Around the Jefferies conference – which took place on Wednesday and Thursday - a series of satellite events have sprung up throughout that week: we counted at least 10, including BioBeat which celebrated 50 Female Movers and Shakers in the industry and Consilium’s annual conference.
The quality of the UK’s life sciences sector will continue to attract such events, which are likely to get even bigger and better and help more companies to seek funding from both local and global investors.
Arriving or Leaving
The Brexit conundrum still plagues large pharma – should they stay or should they go? The decision to move the EMA to Amsterdam means Britain will lose expertise and comes as a blow to the surrounding ecosystem. At the same time, J&J has, apparently, put plans for a JLab in Cambridge on hold till there is further clarity on the UK’s post-Brexit position. On the plus side, both Merck and Qiagen announced that they will locate their European headquarters in the UK.
Jargon of the Month: The City
The “City” is the term used to describe the financial district in London. The term has become synonymous with England’s investment community, and people often refer to The City as a homogenous collective of investors. It is the equivalent of the USA’s “Wall Street”.

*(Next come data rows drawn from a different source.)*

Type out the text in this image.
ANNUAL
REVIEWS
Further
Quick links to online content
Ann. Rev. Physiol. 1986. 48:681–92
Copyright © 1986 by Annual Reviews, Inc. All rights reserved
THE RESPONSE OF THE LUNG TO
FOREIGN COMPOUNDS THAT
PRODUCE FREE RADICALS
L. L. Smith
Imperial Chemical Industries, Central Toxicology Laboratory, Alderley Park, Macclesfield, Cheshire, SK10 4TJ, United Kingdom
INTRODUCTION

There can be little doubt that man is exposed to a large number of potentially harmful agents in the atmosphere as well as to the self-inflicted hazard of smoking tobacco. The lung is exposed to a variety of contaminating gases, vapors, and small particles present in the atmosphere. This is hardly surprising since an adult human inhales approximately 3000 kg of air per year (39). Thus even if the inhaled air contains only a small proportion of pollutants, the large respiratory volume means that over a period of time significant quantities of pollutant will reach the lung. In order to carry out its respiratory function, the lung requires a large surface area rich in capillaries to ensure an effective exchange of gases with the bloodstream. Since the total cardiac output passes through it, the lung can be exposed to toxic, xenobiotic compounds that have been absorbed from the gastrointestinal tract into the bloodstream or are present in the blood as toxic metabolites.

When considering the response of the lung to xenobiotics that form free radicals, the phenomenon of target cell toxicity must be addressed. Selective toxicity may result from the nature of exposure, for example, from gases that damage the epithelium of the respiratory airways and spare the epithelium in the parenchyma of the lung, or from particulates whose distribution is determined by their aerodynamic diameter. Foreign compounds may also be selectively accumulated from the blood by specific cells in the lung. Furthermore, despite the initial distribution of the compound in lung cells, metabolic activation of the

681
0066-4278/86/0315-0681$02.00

The City comprises the one “Square mile” (actually 1.12mile2)), within the historic walls, of the City of London. It has by far the highest concentration of banks and financial institutions in the UK including the centre of insurance, Lloyd’s. Few people live in the City, but hundreds of thousands commute in every day: there are 455k workers in the City of London, or 9% of London’s total workforce and 1 in 75 UK workers are employed in the City. Of these, 340k are employed in Financial, professional and associated business services institutions. The City’s workforce is young with 62% of workers between 20 and 39 years of age. The median wage of a City worker is £55k.
The City is no longer the only financial centre in London. But, it still accounts for around 45% of UK’s financial employment. Canary Wharf (at 20%), and a group of investors in the West End have shown that – with the arrival of electronic trading systems - investors and banks can be anywhere. Despite Brexit, the UK is expected to remain a key global investment sector helped by the fact that it’s trading day covers the time zones of the other major financial centres – Tokyo in the morning and New York in the afternoon.
Introducing the Investor: Abingworth LLP
Abingworth LLP (Limited Liability Partnership) has raised 11 funds since 1987 and is focused on investing across the range of life sciences business. To date, Abingworth has invested in 145 businesses, seen 64 IPOs, made 45 M&A/Exits and seen 30 product approvals.
The team is spread across London, Boston and San Francisco though the majority of staff are based in London. Abingworth has invested in therapeutics, medical devices, diagnostics, instrumentation and software, from seed stage to marketed products and in both private and public companies. For Abingworth, the focus is on “significant unmet needs in healthcare.” Investments tend to be US$15-30m per company over 3-8 years and mostly in Europe and the US.
Its most recent funds, Abingworth Clinical Co-Development Fund and Abingworth Bioventures VI, raised US$108m and £225m respectively and are currently investing. The Abingworth Clinical Co-Development fund is taking an interesting approach, financing late-stage therapeutics and receiving a pre-negotiated return once the drug is approved.
Investments to date across its funds include CRISPR Therapeutics, Verona Pharma, and Wilson Therapeutics.
This communication should not be regarded as investment research or marketing materials and does not constitute any recommendations to buy or sell shares.